Jordan, one of the most influential conservatives in Congress, sent a letter to his colleagues announcing his decision. The current speaker, Republican Paul Ryan, is not running for re-election this fall.
“I plan to run for speaker of the House to bring real change to Congress,” Jordan declared in the letter. He pledged to pursue deep federal spending cuts, a repeal of the Affordable Care Act - former President Barack Obama’s landmark health insurance law - and a “complete shakeup” of the process for choosing committee heads.
Jordan is a co-founder and former chairman of the House Freedom Caucus group of hard line conservatives.
Recently several former wrestlers at Ohio State University accused Jordan, a former wrestling coach, of failing to stop molestation by an athletic doctor at the university years ago. Jordan has denied the allegations.
Ryan has thrown his support behind House Majority Leader Kevin McCarthy to replace him as speaker if Republicans control the chamber next year. McCarthy has been building strong ties with President Donald Trump, who could also influence the race for speaker.
Waiting in the wings if McCarthy falters is the No. 3 House Republican, Representative Steve Scalise, who was seriously injured in a shooting a year ago.
The House speaker is second in line for the presidency, behind the vice president, if the U.S. president dies in office or can no longer serve for other reasons. He also sets legislative priorities in the unwieldy 435-member chamber.
On Nov. 6, all 435 seats will be up for grabs.
Jordan, 54, has a long record of trying to make deep cuts in federal spending, except for the military. He has often clashed with Republican leadership over fiscal policy and last year was the target of Trump’s wrath over strategy for repealing the Obamacare healthcare law.
If Democrats win control of the House in November’s elections, Democratic Leader Nancy Pelosi is expected to make a bid for speaker.
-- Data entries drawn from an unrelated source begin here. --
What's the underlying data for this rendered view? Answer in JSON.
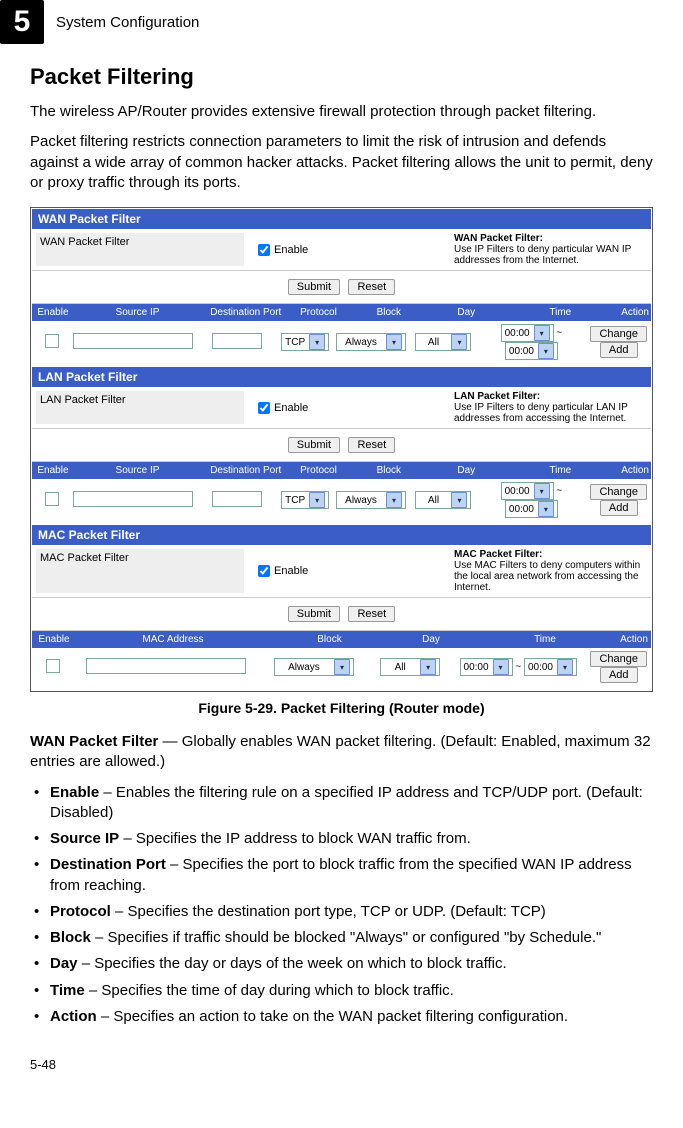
{
  "chapter": {
    "number": "5",
    "title": "System Configuration"
  },
  "section_title": "Packet Filtering",
  "para1": "The wireless AP/Router provides extensive firewall protection through packet filtering.",
  "para2": "Packet filtering restricts connection parameters to limit the risk of intrusion and defends against a wide array of common hacker attacks. Packet filtering allows the unit to permit, deny or proxy traffic through its ports.",
  "screenshot": {
    "wan": {
      "header": "WAN Packet Filter",
      "label": "WAN Packet Filter",
      "enable_label": "Enable",
      "help_title": "WAN Packet Filter:",
      "help_text": "Use IP Filters to deny particular WAN IP addresses from the Internet.",
      "submit": "Submit",
      "reset": "Reset",
      "thead": {
        "enable": "Enable",
        "src": "Source IP",
        "port": "Destination Port",
        "proto": "Protocol",
        "block": "Block",
        "day": "Day",
        "time": "Time",
        "action": "Action"
      },
      "row": {
        "proto": "TCP",
        "block": "Always",
        "day": "All",
        "t1": "00:00",
        "tilde": "~",
        "t2": "00:00",
        "change": "Change",
        "add": "Add"
      }
    },
    "lan": {
      "header": "LAN Packet Filter",
      "label": "LAN Packet Filter",
      "enable_label": "Enable",
      "help_title": "LAN Packet Filter:",
      "help_text": "Use IP Filters to deny particular LAN IP addresses from accessing the Internet.",
      "submit": "Submit",
      "reset": "Reset",
      "thead": {
        "enable": "Enable",
        "src": "Source IP",
        "port": "Destination Port",
        "proto": "Protocol",
        "block": "Block",
        "day": "Day",
        "time": "Time",
        "action": "Action"
      },
      "row": {
        "proto": "TCP",
        "block": "Always",
        "day": "All",
        "t1": "00:00",
        "tilde": "~",
        "t2": "00:00",
        "change": "Change",
        "add": "Add"
      }
    },
    "mac": {
      "header": "MAC Packet Filter",
      "label": "MAC Packet Filter",
      "enable_label": "Enable",
      "help_title": "MAC Packet Filter:",
      "help_text": "Use MAC Filters to deny computers within the local area network from accessing the Internet.",
      "submit": "Submit",
      "reset": "Reset",
      "thead": {
        "enable": "Enable",
        "mac": "MAC Address",
        "block": "Block",
        "day": "Day",
        "time": "Time",
        "action": "Action"
      },
      "row": {
        "block": "Always",
        "day": "All",
        "t1": "00:00",
        "tilde": "~",
        "t2": "00:00",
        "change": "Change",
        "add": "Add"
      }
    }
  },
  "figure_caption": "Figure 5-29.   Packet Filtering (Router mode)",
  "wan_desc_label": "WAN Packet Filter",
  "wan_desc_text": " — Globally enables WAN packet filtering. (Default: Enabled, maximum 32 entries are allowed.)",
  "bullets": [
    {
      "label": "Enable",
      "text": " – Enables the filtering rule on a specified IP address and TCP/UDP port. (Default: Disabled)"
    },
    {
      "label": "Source IP",
      "text": " – Specifies the IP address to block WAN traffic from."
    },
    {
      "label": "Destination Port",
      "text": " – Specifies the port to block traffic from the specified WAN IP address from reaching."
    },
    {
      "label": "Protocol",
      "text": " – Specifies the destination port type, TCP or UDP. (Default: TCP)"
    },
    {
      "label": "Block",
      "text": " – Specifies if traffic should be blocked \"Always\" or configured \"by Schedule.\""
    },
    {
      "label": "Day",
      "text": " – Specifies the day or days of the week on which to block traffic."
    },
    {
      "label": "Time",
      "text": " – Specifies the time of day during which to block traffic."
    },
    {
      "label": "Action",
      "text": " – Specifies an action to take on the WAN packet filtering configuration."
    }
  ],
  "page_number": "5-48"
}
In 2007 she became the first female House speaker, serving in that job until 2011 when Republicans regained their majority.
Sometime after the election, Republicans and Democrats will gather separately to determine who their party leaders will be in the next Congress that convenes in January.
Once the members of that Congress are sworn in, the full House will vote on who will be speaker through 2020.